Motto aller Lesbenwochen: Stunk hält jung

■ Die lesbische Streitlust ist auch ein Ausdruck von Stärke, findet Sabine Hark

taz: Ist die Berliner Lesbenwoche repräsentativ für die deutsche Lesbenbewegung?

Sabine Hark: Die Lesbenwoche ist in gewisser Weise schon ein Spiegel dessen, was Lesbenbewegung in der Bundesrepublik darstellt, allerdings nicht vollständig. Lesbenpolitische Forderungen, die sich stärker an den Staat richten, sind zum Beispiel weniger repräsentiert.

Auch der akademische Diskurs scheint rausgefallen zu sein.

Es ist nicht mehr so einfach, feministisch-theoretische Überlegungen in politische Praxis zu übersetzen. Die theoretische Sicht auf Dinge ist komplexer geworden, was im Widerspruch zu stehen scheint zu den Notwendigkeiten des politischen Alltags.

Das ist sicherlich eine große Herausforderung, diese Komplexität in politische Arbeit umzusetzen.

In den USA scheint diese Verbindung besser zu funktionieren als hier.

Die queer-Bewegung war zunächst eine politische Bewegung und wurde dann in die Universitäten, in akademisch-theoretische Zusammenhänge hineingetragen. Allerdings ist die Theoriebildung mittlerweile radikaler als das, was politisch passiert. Das ursprünglich sehr offene Konzept von queer, das alle Interessierten, unabhängig von ihrer sexuellen Orientierung, ansprechen wollte, ist in der Praxis wieder tendenziell in ein identitätszentriertes umgeschlagen.
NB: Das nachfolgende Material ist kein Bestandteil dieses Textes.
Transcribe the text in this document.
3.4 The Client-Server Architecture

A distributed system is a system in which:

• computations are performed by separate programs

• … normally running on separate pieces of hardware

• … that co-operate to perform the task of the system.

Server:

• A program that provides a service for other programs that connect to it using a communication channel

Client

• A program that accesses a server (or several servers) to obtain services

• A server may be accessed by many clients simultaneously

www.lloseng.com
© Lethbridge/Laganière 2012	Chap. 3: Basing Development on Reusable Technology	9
Ist die sexuelle Identität als identitätsbildendes Moment so wichtig?

Sexualität ist offenbar doch sehr stark mit der Vorstellung verbunden: „Das bin ganz authentisch ich.“ Das ist die Energie, die für das Bedürfnis nach klaren Identitätsgrenzen eine sehr starke Rolle spielt.
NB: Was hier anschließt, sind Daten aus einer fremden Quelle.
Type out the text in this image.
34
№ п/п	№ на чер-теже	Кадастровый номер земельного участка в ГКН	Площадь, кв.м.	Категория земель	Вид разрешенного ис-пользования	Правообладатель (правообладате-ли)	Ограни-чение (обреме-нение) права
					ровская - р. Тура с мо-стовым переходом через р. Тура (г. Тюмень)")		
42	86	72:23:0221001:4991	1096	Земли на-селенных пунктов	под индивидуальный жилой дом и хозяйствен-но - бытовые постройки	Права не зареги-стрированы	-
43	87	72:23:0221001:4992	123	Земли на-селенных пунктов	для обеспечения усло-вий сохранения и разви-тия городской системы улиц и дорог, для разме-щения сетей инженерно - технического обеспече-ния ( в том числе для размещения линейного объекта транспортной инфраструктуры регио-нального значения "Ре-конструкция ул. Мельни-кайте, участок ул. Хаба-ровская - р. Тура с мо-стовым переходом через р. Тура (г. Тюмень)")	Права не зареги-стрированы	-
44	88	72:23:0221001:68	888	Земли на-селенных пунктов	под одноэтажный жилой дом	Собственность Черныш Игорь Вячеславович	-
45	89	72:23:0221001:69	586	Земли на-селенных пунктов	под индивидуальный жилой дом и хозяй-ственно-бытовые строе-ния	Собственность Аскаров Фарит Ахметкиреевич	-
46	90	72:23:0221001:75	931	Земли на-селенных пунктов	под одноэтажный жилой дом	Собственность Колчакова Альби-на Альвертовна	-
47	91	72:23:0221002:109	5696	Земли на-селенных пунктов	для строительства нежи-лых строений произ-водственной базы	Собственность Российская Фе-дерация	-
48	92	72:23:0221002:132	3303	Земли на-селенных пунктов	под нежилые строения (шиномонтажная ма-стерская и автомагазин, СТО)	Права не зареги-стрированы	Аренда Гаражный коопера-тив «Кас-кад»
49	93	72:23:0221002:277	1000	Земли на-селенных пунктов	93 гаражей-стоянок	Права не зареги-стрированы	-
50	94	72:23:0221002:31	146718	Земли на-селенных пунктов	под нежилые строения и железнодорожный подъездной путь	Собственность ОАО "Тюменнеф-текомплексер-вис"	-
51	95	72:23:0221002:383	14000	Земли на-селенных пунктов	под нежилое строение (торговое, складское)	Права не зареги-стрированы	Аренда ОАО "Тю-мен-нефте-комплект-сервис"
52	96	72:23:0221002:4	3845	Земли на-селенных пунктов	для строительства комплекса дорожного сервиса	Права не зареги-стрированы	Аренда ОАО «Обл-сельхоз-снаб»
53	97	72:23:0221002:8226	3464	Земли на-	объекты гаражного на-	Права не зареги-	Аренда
Gerade die deutsche Lesbenbewegung scheint zur Binnendifferenzierung zu neigen.

Das ist eine der politischen Stärken von lesbenbewegter Auseinandersetzung in der Bundesrepublik. Der Konsens darüber, was Frausein und dementsprechend Frauenpolitik ist, zerbrach bereits Anfang der achtziger Jahre.

Das zeigte sich auch auf der letzten Frauensommeruni 1983. Die Lesbenwoche ein Jahr später trat dann an, um Lesben sichtbar zu machen und Verständigung untereinander zu ermöglichen, auch mit dem Gestus: „Jetzt definieren wir uns selbst.“ Das erwies sich jedoch von Anfang an als schwierig, wie bereits der Eklat um Begriffe wie „Volk“ oder „Deutschsein“ auf dem ersten Abschlußplenum klarmachte. Ich denke aber, daß es die Lesbenwoche nach zehn Jahren gerade deshalb noch gibt, weil sie immer wieder Raum geboten hat, die Konflikte zu thematisieren.

Es gibt dieses Jahr kaum Veranstaltungen, die über die Lesbengemeinde hinausweisen, die eine politische Arbeit anvisieren, welche auf gesellschaftliche Veränderungen abzielt.

Wichtig ist ein selbstreflexives Moment. Das gilt nicht nur für die Lesbenbewegung. Für bestimmte Fragen, für bestimmte Phasen sind bestimmte Strategien und Umgangsweisen wichtig. Aber ihre Tauglichkeit muß immer wieder überprüft werden.